Son iki ay içinde yaşadıklarımız Türkiye için tek seçeneğin siyasetin varlığı ve demokratik sistemin devamını sağlamak olduğunu ortaya çıkarmıştır. O yüzden sağı ve solu siyaseten yok sayıp merkeze oynamak yerine, bu siyasal pozisyonların hakkını verecek farklılaşmanın açık biçimde ortaya konması zorunluluktur. Bu anlamda Türkiye'de siyasetin önceliği siyasi yelpazeyi sola çekmek ve demokratikleştirmektir. Ve bunu yapabilecek en güçlü kitle partisi ise “hala” AK Parti'dir.

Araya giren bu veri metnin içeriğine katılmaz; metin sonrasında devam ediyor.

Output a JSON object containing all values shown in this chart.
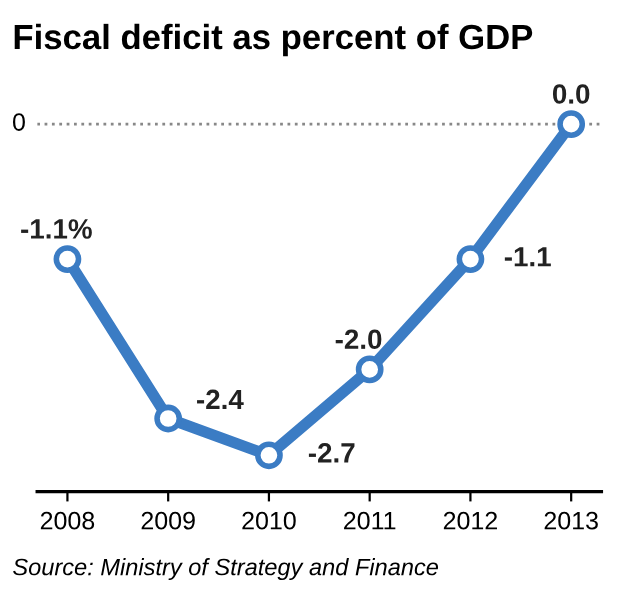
{
  "chart_data": {
    "type": "line",
    "title": "Fiscal deficit as percent of GDP",
    "categories": [
      "2008",
      "2009",
      "2010",
      "2011",
      "2012",
      "2013"
    ],
    "series": [
      {
        "color": "#3b7cc4",
        "values": [
          -1.1,
          -2.4,
          -2.7,
          -2.0,
          -1.1,
          0.0
        ],
        "value_labels": [
          "-1.1%",
          "-2.4",
          "-2.7",
          "-2.0",
          "-1.1",
          "0.0"
        ]
      }
    ],
    "marker": "circle",
    "line_style": "solid",
    "grid": false,
    "legend": false,
    "ref_lines": [
      {
        "axis": "y",
        "value": 0,
        "label": "0",
        "color": "#888888",
        "line_style": "dotted"
      }
    ],
    "annotations": [
      "Source: Ministry of Strategy and Finance"
    ]
  }
}
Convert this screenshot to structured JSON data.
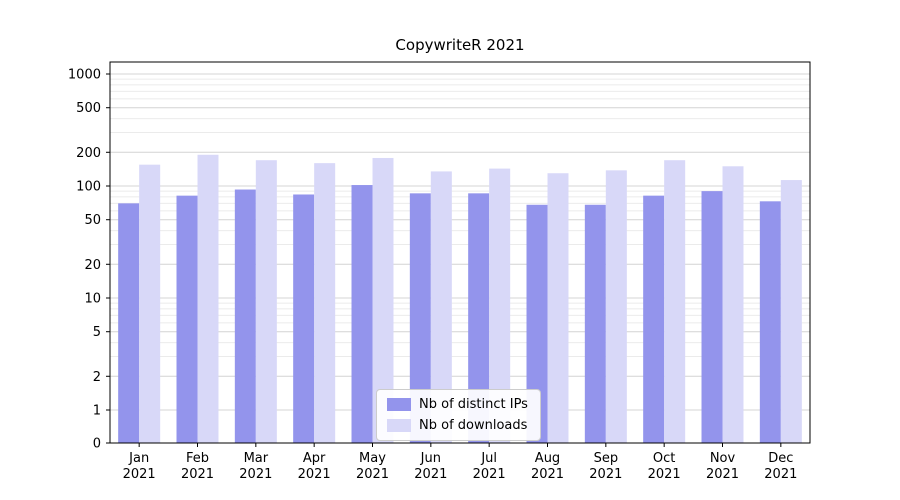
{
  "title": "CopywriteR 2021",
  "chart_data": {
    "type": "bar",
    "title": "CopywriteR 2021",
    "categories": [
      "Jan",
      "Feb",
      "Mar",
      "Apr",
      "May",
      "Jun",
      "Jul",
      "Aug",
      "Sep",
      "Oct",
      "Nov",
      "Dec"
    ],
    "year": "2021",
    "series": [
      {
        "name": "Nb of distinct IPs",
        "color": "#9394ec",
        "values": [
          70,
          82,
          93,
          84,
          102,
          86,
          86,
          68,
          68,
          82,
          90,
          73
        ]
      },
      {
        "name": "Nb of downloads",
        "color": "#d8d8f8",
        "values": [
          155,
          190,
          170,
          160,
          178,
          135,
          143,
          130,
          138,
          170,
          150,
          113
        ]
      }
    ],
    "yscale": "symlog",
    "yticks": [
      0,
      1,
      2,
      5,
      10,
      20,
      50,
      100,
      200,
      500,
      1000
    ],
    "ylim": [
      0,
      1200
    ],
    "grid": true,
    "legend_position": "lower center"
  }
}
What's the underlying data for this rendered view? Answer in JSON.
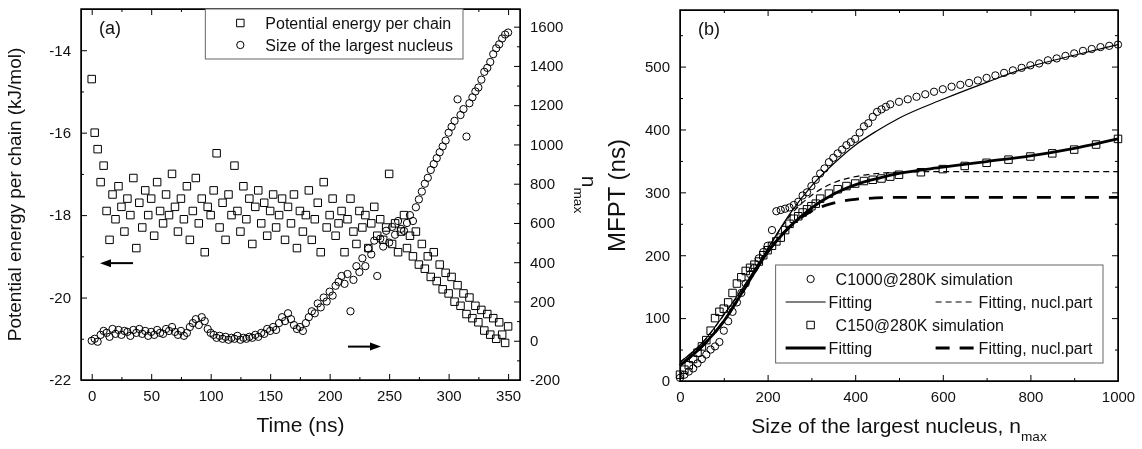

Evet 22 Temmuz'a giderken yaşanacaklar ve 23 Temmuz sabahı karşımıza çıkacak manzaranın ilk sonucu siyasetin yeniden şekilleneceğidir. Öngörü olarak 23 Temmuz sabahı Ak Parti, CHP ve bağımsızlardan oluşacak bir Meclis tablosunda görünen AK Parti'nin solu, CHP'nin ise sağı temsil edeceğidir. Tabii bağımsızların yeri neresi diye makul bir soru ortada durmaktadır. Onların tercihlerinin ne olacağı ise Ak Parti ile olan ilişkileri ve 22 Temmuz'a kadar olan süreçteki pozisyonlarına bakıp göreceğiz. Ama Baskın Oran'ın desteklenmesi sınavı başarısız olmuştur.